Paradigmas simbolista e evolucionário
Introduction to AI Paradigms
Overview of AI Paradigms
- The lecture introduces two paradigms for implementing artificial intelligence: the Symbolist paradigm and the Evolutionary paradigm.
- It emphasizes that AI programs are based on methodologies inspired by intelligent behaviors observed in nature.
Symbolist Paradigm
- The Symbolist approach posits that intelligent behavior follows algorithms, breaking down complex problems into smaller, sequential tasks.
- This reductionism allows for solving larger issues by combining simpler solutions, akin to a tree structure where information branches out.
- A key advantage is the ability to aggregate knowledge from various sources into a single expert system. Examples include languages like LISP and Prolog.
- However, this approach requires extensive theoretical knowledge in the application area, making it highly dependent on human experts for implementation.
Evolutionary Paradigm
- Inspired by Charles Darwin's theory of evolution, this paradigm operates on principles such as adversity through non-random crossover and mutations. Key tenets include:
- Adapted individuals have higher survival chances.

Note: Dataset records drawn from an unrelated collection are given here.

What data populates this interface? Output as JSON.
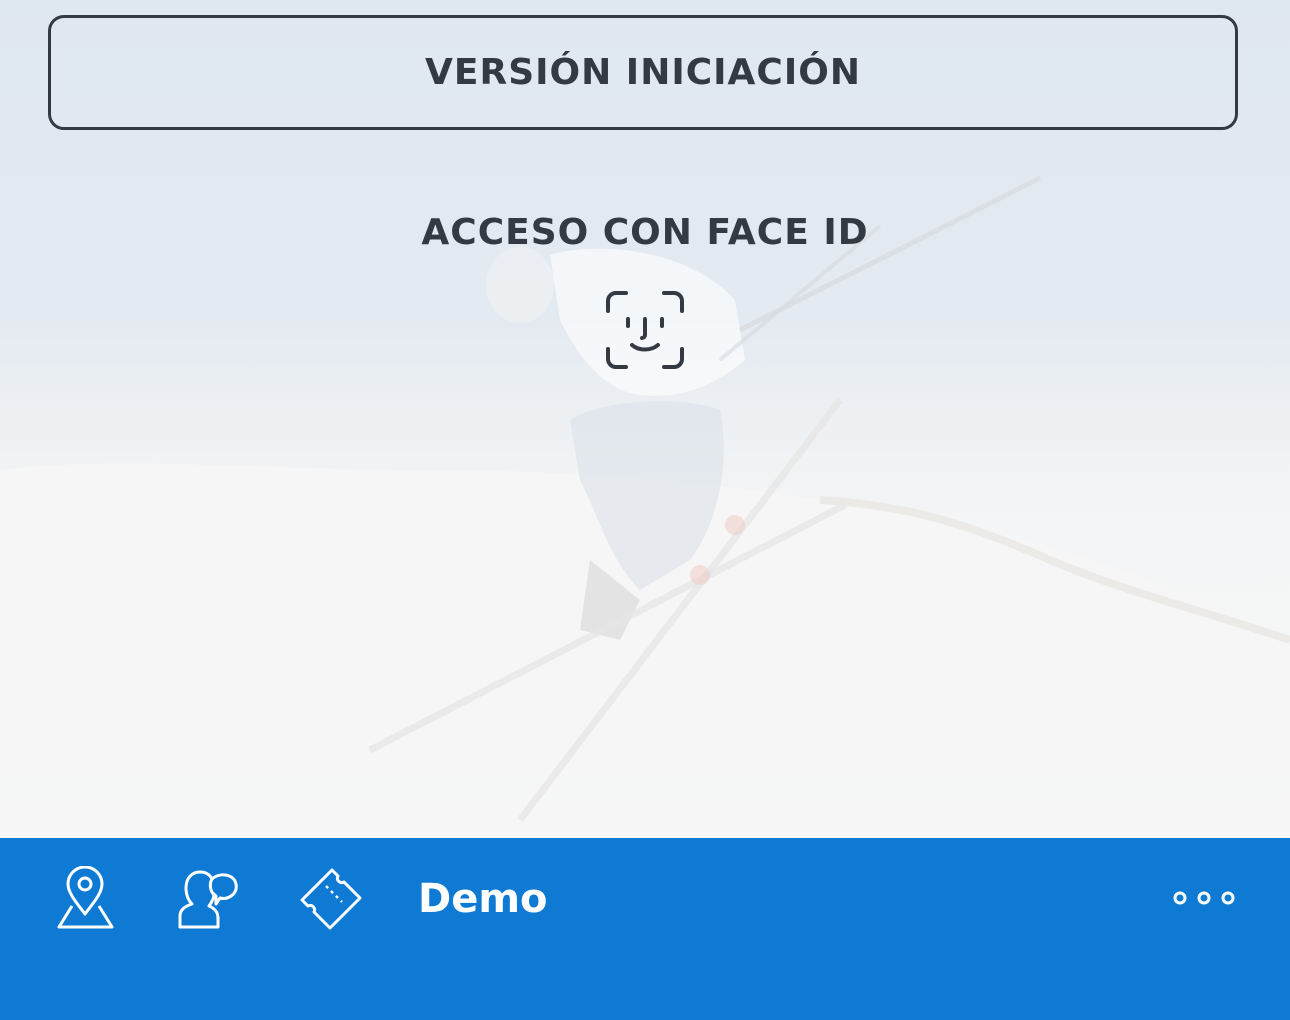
{
  "header": {
    "version_label": "VERSIÓN INICIACIÓN"
  },
  "login": {
    "faceid_title": "ACCESO CON FACE ID",
    "faceid_icon": "face-id-icon"
  },
  "bottom_nav": {
    "icons": [
      "map-pin-icon",
      "users-chat-icon",
      "ticket-icon",
      "more-icon"
    ],
    "demo_label": "Demo",
    "background_color": "#0f7ad3"
  },
  "colors": {
    "text_dark": "#343a44",
    "accent_blue": "#0f7ad3"
  }
}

- Genetic traits are inherited from parents.
- John Holland introduced genetic algorithms as a method for automatic problem-solving based on evolutionary principles, treating potential solutions as individuals within generations.
- After generating an initial set of candidate solutions, these undergo selection based on evaluative metrics to form new generations until desired quality or maximum iterations are reached. Random alterations may be introduced occasionally to enhance outcomes if implemented correctly.
Conclusion
- The session concludes with a summary of both the Symbolist and Evolutionary paradigms in artificial intelligence, highlighting their distinct approaches and implications for future studies in AI development. Recommendations for further exploration are suggested at the end of the lecture.